Tribunal Administratif de Nancy — Décision N° TA54-2202706

mercredi 28 septembre 2022

JuridictionTribunal Administratif de Nancy
SectionTribunal Administratif de Nancy
N° DossierTA54-2202706
TypeDécision
RecoursExcès de pouvoir
PublicationC
FormationReconduites à la frontière
Avocat requérantLE JUNTER

Texte intégral

Vu la procédure suivante :

Par une requête enregistrée le 22 septembre 2022 à 18 heures 24 et un mémoire complémentaire enregistré le 27 septembre 2022, M. D A demande au tribunal :

1°) d'annuler l'arrêté en date du 28 mars 2022 par lequel le préfet de l'Aube lui a fait obligation de quitter le territoire français sans délai à destination du pays dont il a la nationalité et lui a interdit le retour pendant une durée de deux ans ;

2°) d'enjoindre au préfet de lui délivrer une autorisation provisoire de séjour dans un délai de quinze jours sous astreinte de 150 euros par jour de retard sur le fondement de l'article L. 911-2 du code de justice administrative ;

3°) de mettre à la charge de l'Etat la somme de 2 000 euros en application des dispositions combinées de l'article L. 761-1 du code de justice administrative et de l'alinéa 2 de l'article 37 de la loi n° 91-647 du 10 juillet 1991 relative à l'aide juridique.

Le requérant soutient que :

En ce qui concerne l'ensemble des décisions :

- la requête n'est pas tardive ;

- la compétence de leur auteur n'est pas établie ;

- elles sont insuffisamment motivées ;

En ce qui concerne l'obligation de quitter le territoire français :

- la décision ne lui a pas été notifiée dans une langue qu'il comprend ; il ne sait pas lire le français ;

- la décision fondée sur l'article L. L 611-1 5e alinéa du CESEDA est entachée d'une erreur de droit et d'une erreur manifeste d'appréciation car son comportement ne constitue pas une menace pour l'ordre public ;

- le droit d'être entendu a été méconnu ;

- la décision est entachée d'une erreur de fait relative à sa situation personnelle ;

- la décision méconnaît l'article 8 de la CEDH ;

En ce qui concerne la décision portant refus d'un délai de départ volontaire :

- son comportement ne constitue pas une menace pour l'ordre public ;

- il ne présente pas de risque de fuite ;

En ce qui concerne la décision fixant le pays de renvoi :

- elle doit être annulée par exception d'illégalité ;

- elle méconnaît l'article 3 de la CEDH et l'article 3-1 de la convention contre la torture et autres traitements cruels et inhumains ;

- elle méconnaît l'article 8 de la CEDH ;

En ce qui concerne l'interdiction de retour :

- elle doit être annulée par exception d'illégalité ;

- elle est entachée d'une erreur de fait relative à sa situation ;

- elle est entachée d'une erreur d'appréciation quant aux circonstances humanitaires ;

- elle est entachée d'une erreur d'appréciation quant à la durée de l'interdiction ;

- elle méconnaît l'article 8 de la CEDH.

Par un mémoire en défense enregistré le 28 septembre 2022, le préfet de l'Aube conclut au rejet de la requête.
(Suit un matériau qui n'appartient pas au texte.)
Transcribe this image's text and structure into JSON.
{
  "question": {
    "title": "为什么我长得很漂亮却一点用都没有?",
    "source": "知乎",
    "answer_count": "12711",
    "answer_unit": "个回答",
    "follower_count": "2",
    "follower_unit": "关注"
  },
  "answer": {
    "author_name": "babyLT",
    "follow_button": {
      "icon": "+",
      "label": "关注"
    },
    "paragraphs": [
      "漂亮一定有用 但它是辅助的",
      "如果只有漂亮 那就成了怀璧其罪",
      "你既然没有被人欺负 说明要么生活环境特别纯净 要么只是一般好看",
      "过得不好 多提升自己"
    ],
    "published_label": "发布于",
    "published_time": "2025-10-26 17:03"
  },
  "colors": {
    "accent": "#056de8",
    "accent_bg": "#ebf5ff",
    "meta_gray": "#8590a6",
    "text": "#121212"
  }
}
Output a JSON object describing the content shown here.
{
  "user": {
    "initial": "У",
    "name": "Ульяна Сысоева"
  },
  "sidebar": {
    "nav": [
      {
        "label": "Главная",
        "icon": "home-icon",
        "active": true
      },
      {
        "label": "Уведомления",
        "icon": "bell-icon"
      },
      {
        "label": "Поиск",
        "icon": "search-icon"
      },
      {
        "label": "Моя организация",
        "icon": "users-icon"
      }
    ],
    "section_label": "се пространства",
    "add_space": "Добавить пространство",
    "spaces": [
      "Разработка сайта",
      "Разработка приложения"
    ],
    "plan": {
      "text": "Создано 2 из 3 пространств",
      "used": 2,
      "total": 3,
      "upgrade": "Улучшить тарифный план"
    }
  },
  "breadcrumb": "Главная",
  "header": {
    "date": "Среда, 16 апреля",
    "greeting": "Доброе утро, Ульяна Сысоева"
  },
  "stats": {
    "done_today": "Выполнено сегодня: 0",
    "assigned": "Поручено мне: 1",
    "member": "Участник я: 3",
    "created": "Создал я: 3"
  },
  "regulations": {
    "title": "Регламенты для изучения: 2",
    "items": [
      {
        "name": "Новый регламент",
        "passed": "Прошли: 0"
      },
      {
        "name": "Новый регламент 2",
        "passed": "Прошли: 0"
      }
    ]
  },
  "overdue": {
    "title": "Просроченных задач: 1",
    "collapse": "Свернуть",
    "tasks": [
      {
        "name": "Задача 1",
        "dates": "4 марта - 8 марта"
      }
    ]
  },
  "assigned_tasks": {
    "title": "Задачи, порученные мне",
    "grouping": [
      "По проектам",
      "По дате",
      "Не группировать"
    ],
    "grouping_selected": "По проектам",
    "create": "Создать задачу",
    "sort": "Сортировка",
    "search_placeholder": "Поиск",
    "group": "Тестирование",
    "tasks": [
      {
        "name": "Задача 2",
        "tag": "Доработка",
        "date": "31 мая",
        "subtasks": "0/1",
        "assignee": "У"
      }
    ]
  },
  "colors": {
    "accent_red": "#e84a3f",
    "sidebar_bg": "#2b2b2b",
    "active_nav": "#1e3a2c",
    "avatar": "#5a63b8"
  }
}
Il soutient que la requête est tardive et que les moyens soulevés par le requérant ne sont pas fondés.

Vu les autres pièces du dossier.

Vu :

- la convention européenne des droits de l'homme et des libertés fondamentales ;

- le code de l'entrée et du séjour des étrangers et du droit d'asile ;

- la loi n° 91-647 du 10 juillet 1991 ;

- le code de justice administrative.

Le président du tribunal a désigné M. B pour exercer les pouvoirs qui lui sont attribués par les articles L. 572-5, L. 572-6, L. 614-5, L. 614-6, L. 614-9, L. 614-11, L. 614-12, L. 614-15, L. 615-2, L. 623-1, L. 732-8 et L. 754-4 du code de l'entrée et du séjour des étrangers et du droit d'asile.

Les parties ayant été régulièrement averties du jour de l'audience.

Après avoir entendu, au cours de l'audience publique :

- le rapport de M. Marti, magistrat désigné,

- les observations de Me Le Junter, avocate commise d'office représentant M. A qui conclut aux mêmes fins que la requête par les mêmes moyens et sollicite le bénéfice de l'aide juridictionnelle provisoire. Elle ajoute que M. A a un enfant âgé de 2 ans qui réside en Espagne ;

- les observations de M. C, représentant le préfet de l'Aube, qui reprend l'argumentation du mémoire en défense.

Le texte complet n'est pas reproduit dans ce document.